High winds leave thousands without power in California
High winds returned to the Los Angeles area early on Saturday as over 100,000 homes and businesses lost power, due to fallen trees and other damage from an ongoing windstorm.
Southern California Edison said that at mid-afternoon it still had 73,600 customers affected by the outages, which were mainly concentrated along the San Gabriel Valley foothills east of Pasadena.
The area saw near hurricane force winds that caused flying debris to knock over power poles, said Edison spokesman Gil Alexander.

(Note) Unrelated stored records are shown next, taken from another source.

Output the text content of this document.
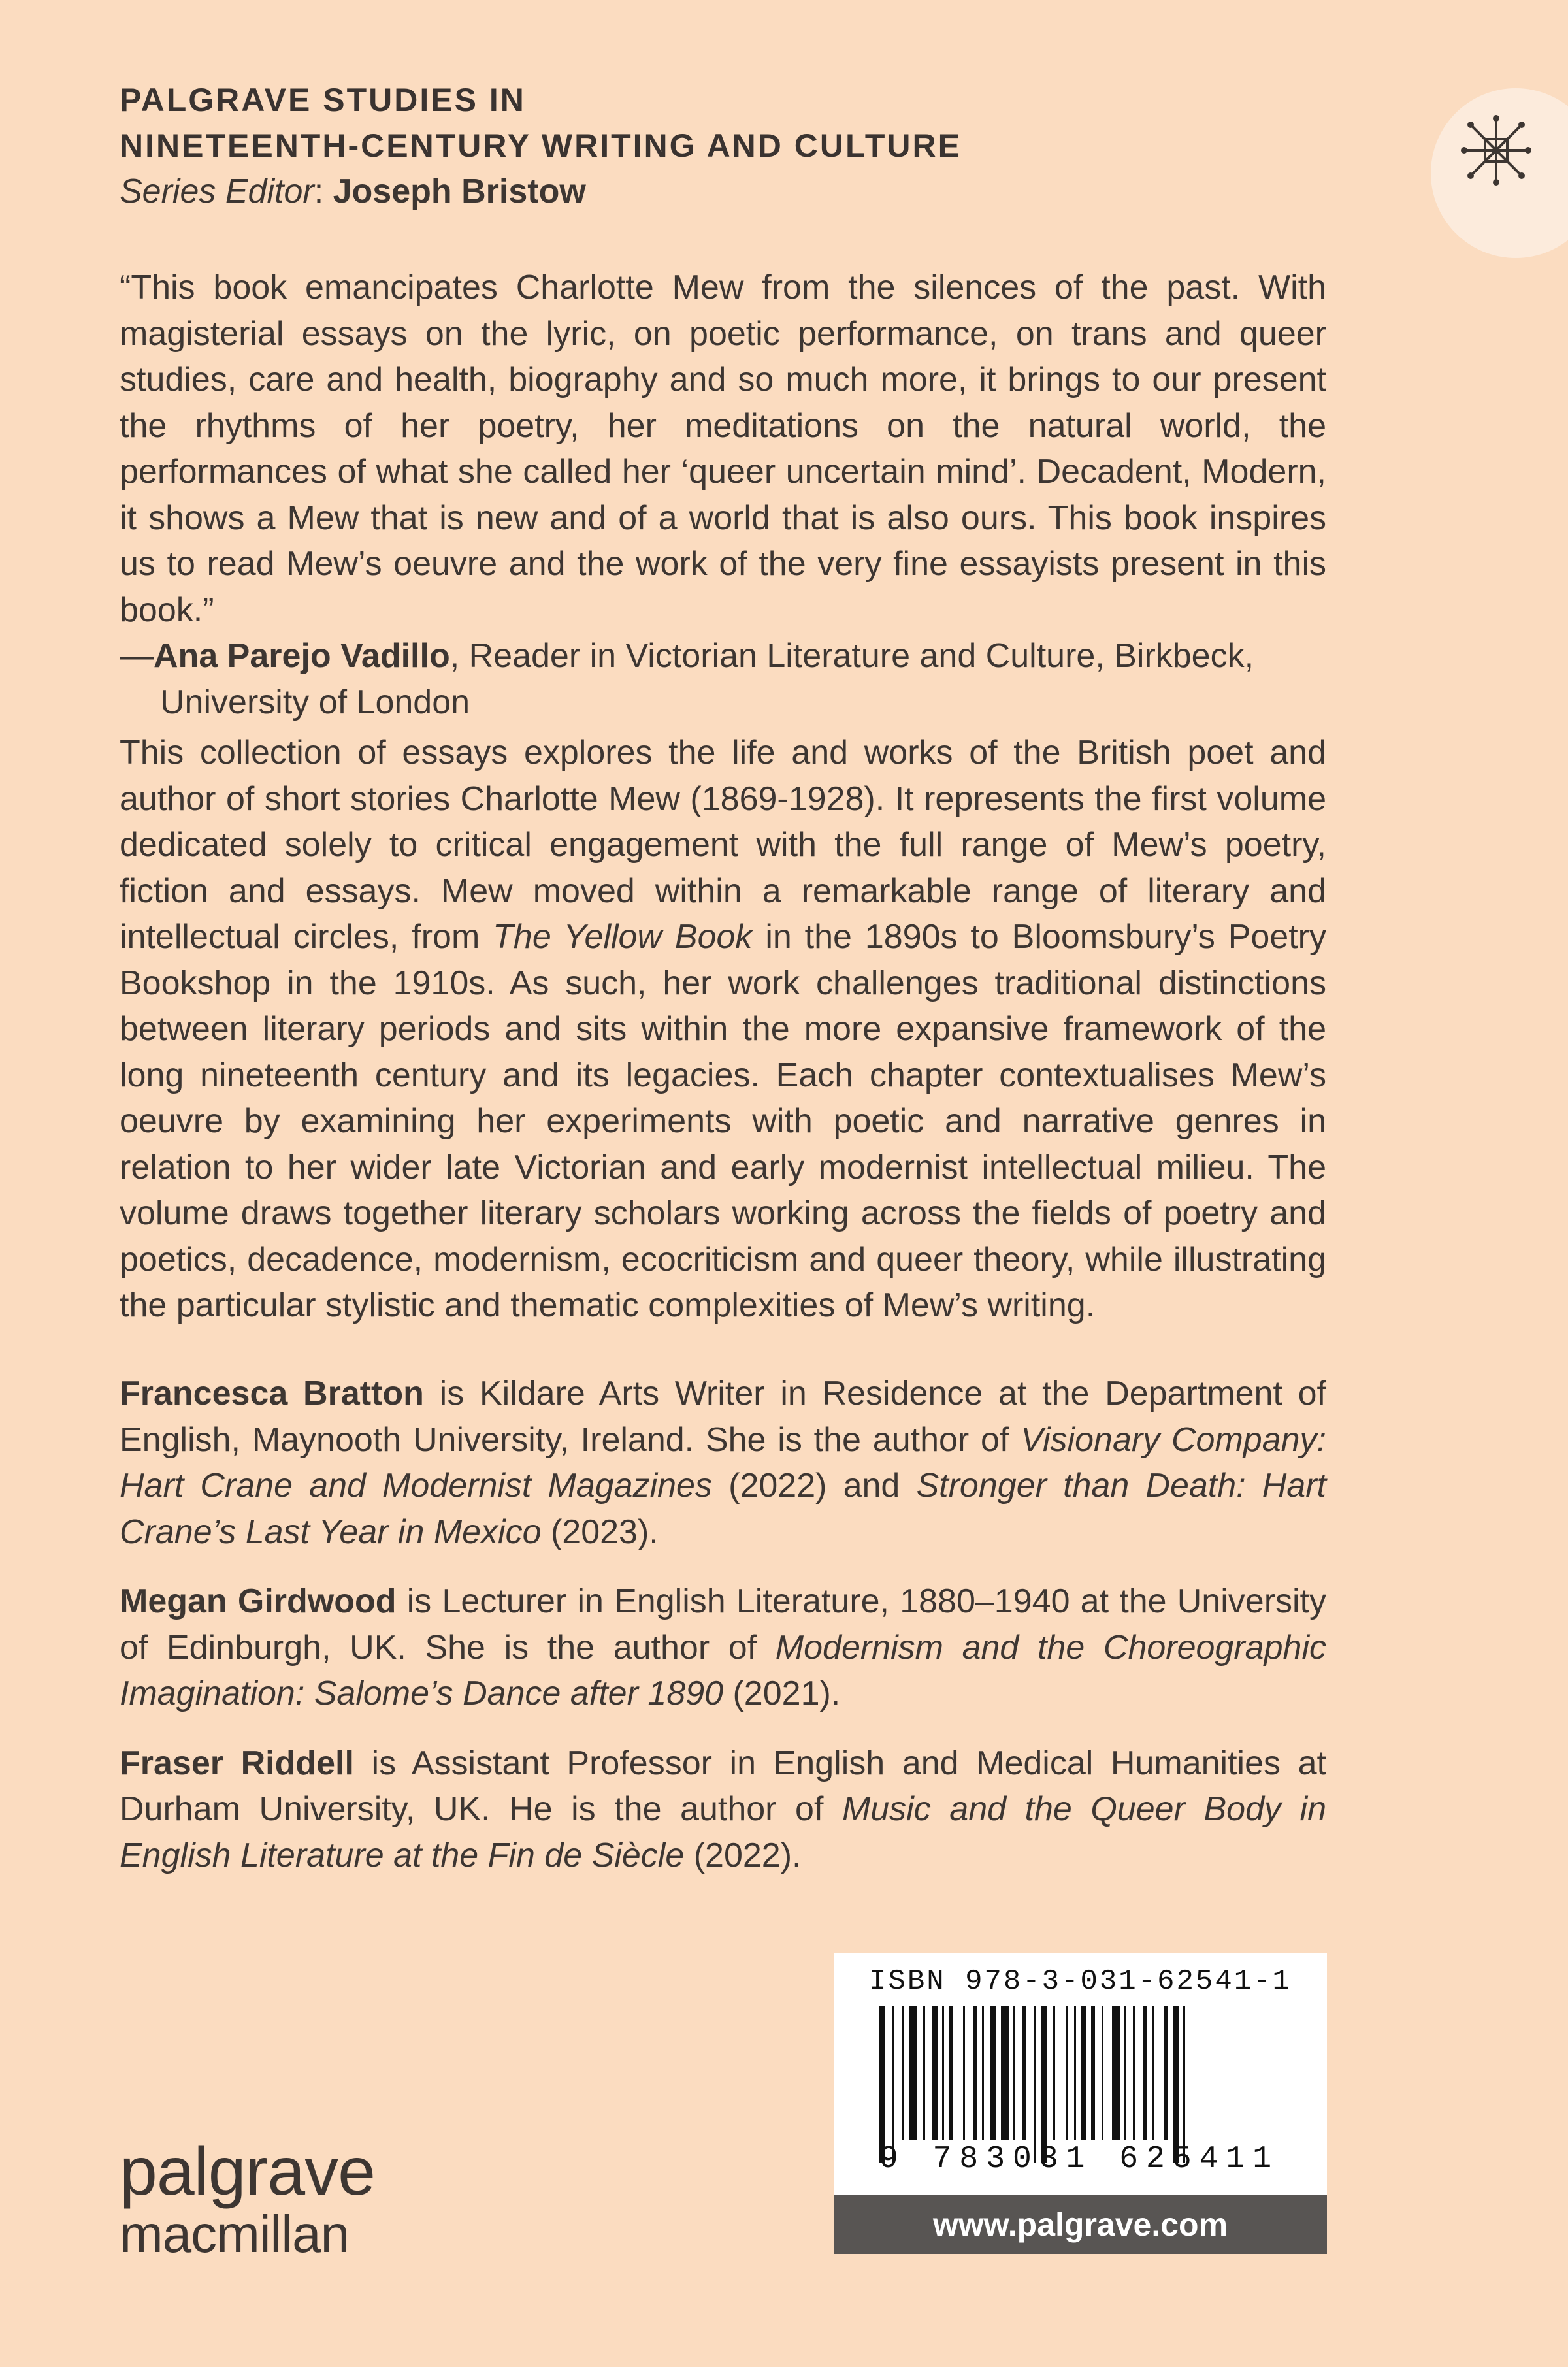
PALGRAVE STUDIES IN

NINETEENTH-CENTURY WRITING AND CULTURE

Series Editor: Joseph Bristow

“This book emancipates Charlotte Mew from the silences of the past. With magisterial essays on the lyric, on poetic performance, on trans and queer studies, care and health, biography and so much more, it brings to our present the rhythms of her poetry, her meditations on the natural world, the performances of what she called her ‘queer uncertain mind’. Decadent, Modern, it shows a Mew that is new and of a world that is also ours. This book inspires us to read Mew’s oeuvre and the work of the very fine essayists present in this book.”

—Ana Parejo Vadillo, Reader in Victorian Literature and Culture, Birkbeck, University of London

This collection of essays explores the life and works of the British poet and author of short stories Charlotte Mew (1869-1928). It represents the first volume dedicated solely to critical engagement with the full range of Mew’s poetry, fiction and essays. Mew moved within a remarkable range of literary and intellectual circles, from The Yellow Book in the 1890s to Bloomsbury’s Poetry Bookshop in the 1910s. As such, her work challenges traditional distinctions between literary periods and sits within the more expansive framework of the long nineteenth century and its legacies. Each chapter contextualises Mew’s oeuvre by examining her experiments with poetic and narrative genres in relation to her wider late Victorian and early modernist intellectual milieu. The volume draws together literary scholars working across the fields of poetry and poetics, decadence, modernism, ecocriticism and queer theory, while illustrating the particular stylistic and thematic complexities of Mew’s writing.

Francesca Bratton is Kildare Arts Writer in Residence at the Department of English, Maynooth University, Ireland. She is the author of Visionary Company: Hart Crane and Modernist Magazines (2022) and Stronger than Death: Hart Crane’s Last Year in Mexico (2023).

Megan Girdwood is Lecturer in English Literature, 1880–1940 at the University of Edinburgh, UK. She is the author of Modernism and the Choreographic Imagination: Salome’s Dance after 1890 (2021).

Fraser Riddell is Assistant Professor in English and Medical Humanities at Durham University, UK. He is the author of Music and the Queer Body in English Literature at the Fin de Siècle (2022).

palgrave
macmillan
ISBN 978-3-031-62541-1
9 783031 625411
www.palgrave.com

Unusually powerful winds first began striking the Los Angeles region on Wednesday night, in a storm that has raised concern among local fire departments about potential wildfires igniting and spreading at lightning speed.

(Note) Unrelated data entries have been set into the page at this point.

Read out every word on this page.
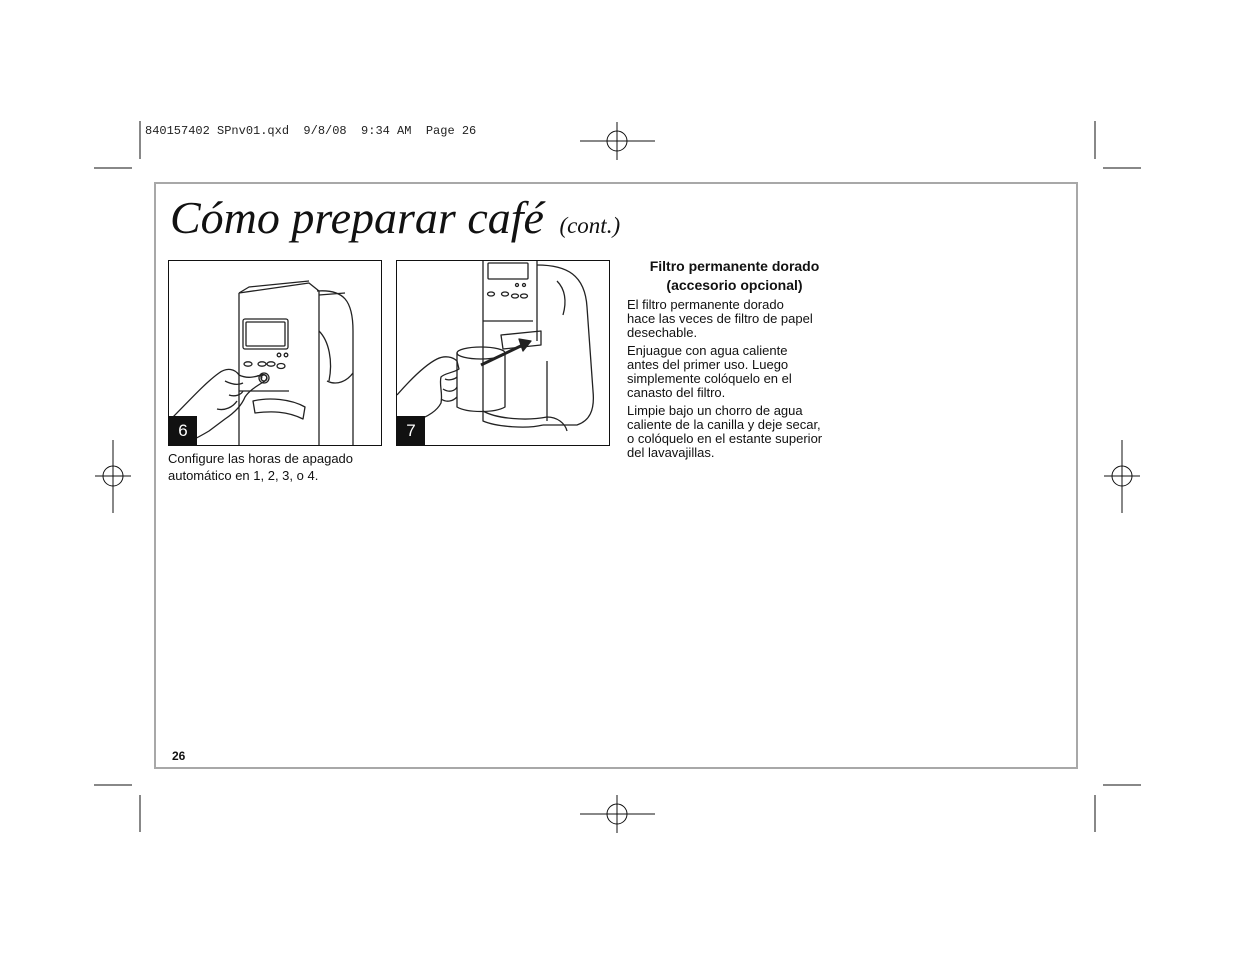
840157402 SPnv01.qxd  9/8/08  9:34 AM  Page 26
Cómo preparar café (cont.)
6	7
Configure las horas de apagado
automático en 1, 2, 3, o 4.
Filtro permanente dorado
(accesorio opcional)

El filtro permanente dorado
hace las veces de filtro de papel
desechable.

Enjuague con agua caliente
antes del primer uso. Luego
simplemente colóquelo en el
canasto del filtro.

Limpie bajo un chorro de agua
caliente de la canilla y deje secar,
o colóquelo en el estante superior
del lavavajillas.

26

By mid-morning on Saturday, wind gusts of 73 miles per hour were clocked atop a mountain near Acton, 30 miles northeast of Los Angeles, according to automated weather stations.
At other places of high elevation closer to the metropolis, wind speeds in the 35 mph to 45 mph range were more common.
The Los Angeles County Fire Department staged 290 additional firefighters to wildfire-prone areas.
The most immediate concern for officials and power providers was restoring electricity.
Early on Saturday, Southern California Edison had 103,000 homes and businesses without power in the areas it serves near Los Angeles, before it restored electricity to some of those customers, Alexander said.
Los Angeles itself was also hit by the outages, with about 17,000 customers of the Department of Water and Power still without electricity. The agency serves 1.4 million accounts.
The National Weather Service said a gentler wind pattern would develop later on Saturday, as a high pressure system builds over the region.
But the dry, seasonal gusts that have hit Southern California in recent days and are known locally as the Santa Ana winds will again develop on Monday and persist into Tuesday, the Weather Service said.